My first Sarah Waters book was, appropriately enough, her first published novel, Tipping the Velvet. In 2003 I wrote: "..less than the sum of its part, but her evocation of a Victorian London filled with gender-benders and rent boys was thought-provoking: what did Dickens and his contemporaries omit from their tales?" Sarah Waters has come a long way from the seedy underbelly of Victorian London. Some would say that her books are less entertaining these days; I would say that Sarah Waters is beginning to show some impressive novelistic chops. The Little Stranger is not Waters' opus magnum. It is an uneven novel - less sure of where it is going than Waters' other novels - and the dénouement will be too open-ended for some people. I really enjoyed it, in other words. Where once Waters threw Everything and the Kitchen Sink into her books, she leans back here and trusts herself as a writer. Her first two novels were particularly unsubtle, but The Little Stranger thrives on subtlety. I understand if other readers find its lack of resolve frustrating, but I would argue this may be the point of the novel. I said it of Alan Hollinghurst and now I shall say it of Sarah Waters: the Big Important Novel will happen at some point soon. As for now The Little Stranger has preyed on my mind that Waters' other novels have failed to do.

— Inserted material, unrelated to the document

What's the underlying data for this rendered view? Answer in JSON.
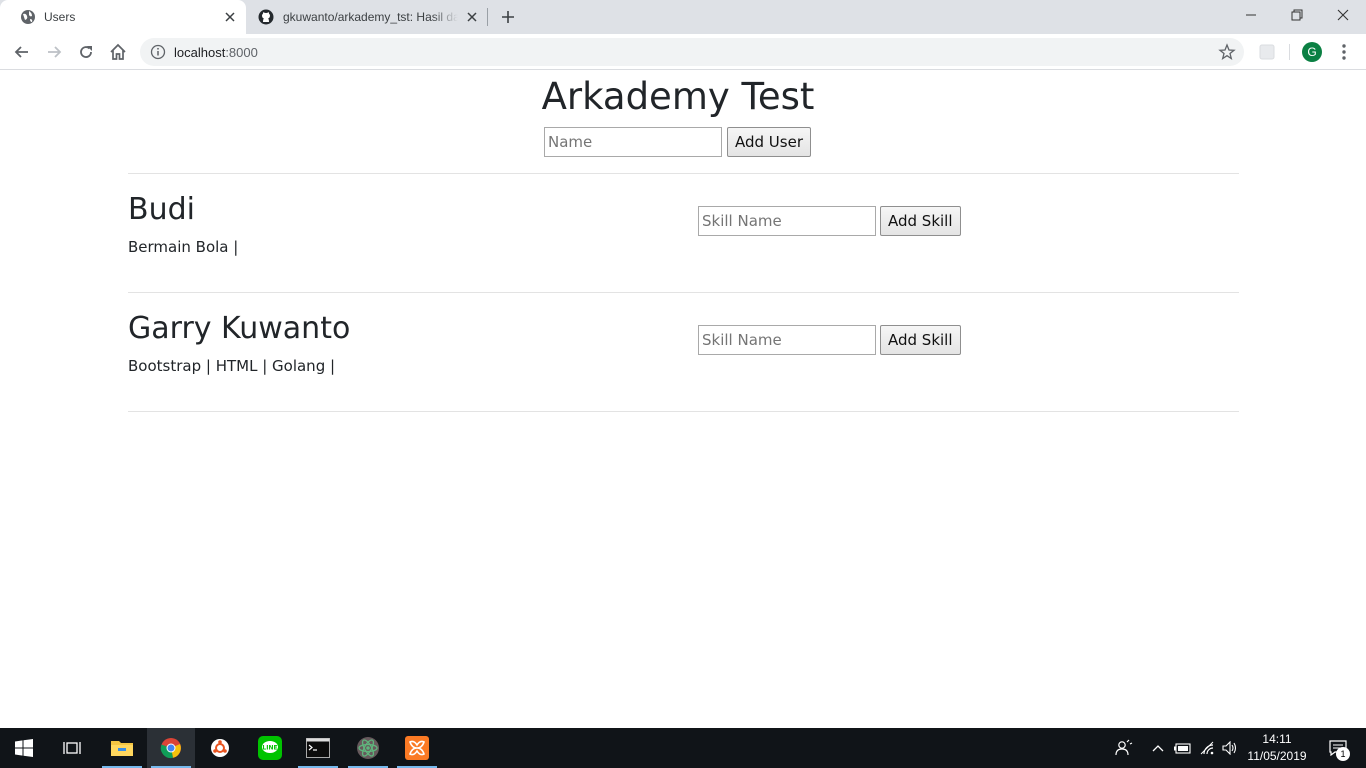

I have not read anything else by Rachel Seiffert and the decision to read The Dark Room was a quick 8am "I have to have something to read at lunch" grab. Twelve hours later and the book is finished. Another uneven read, but unlike The Little Stranger, the unevenness stems from an author unable to join the seams and smooth out the kinks in her material. The subject, the effect of the Second World War on Germans, is too big and too complex for Seiffert. Symbolic gestures replace genuine characterisation - the disabled boy becoming a fervent nationalist; the collaborator standing in for an absent grandfather - and the entire novel falls a bit flat. I think the second story of The Dark Room's three would make a good companion piece to Markus Zusak's The Book Thief, though, as they share similar characters and a similar setting, yet tell two quite different stories.
Next: I think it is time to move away from books set circa 1940-1950.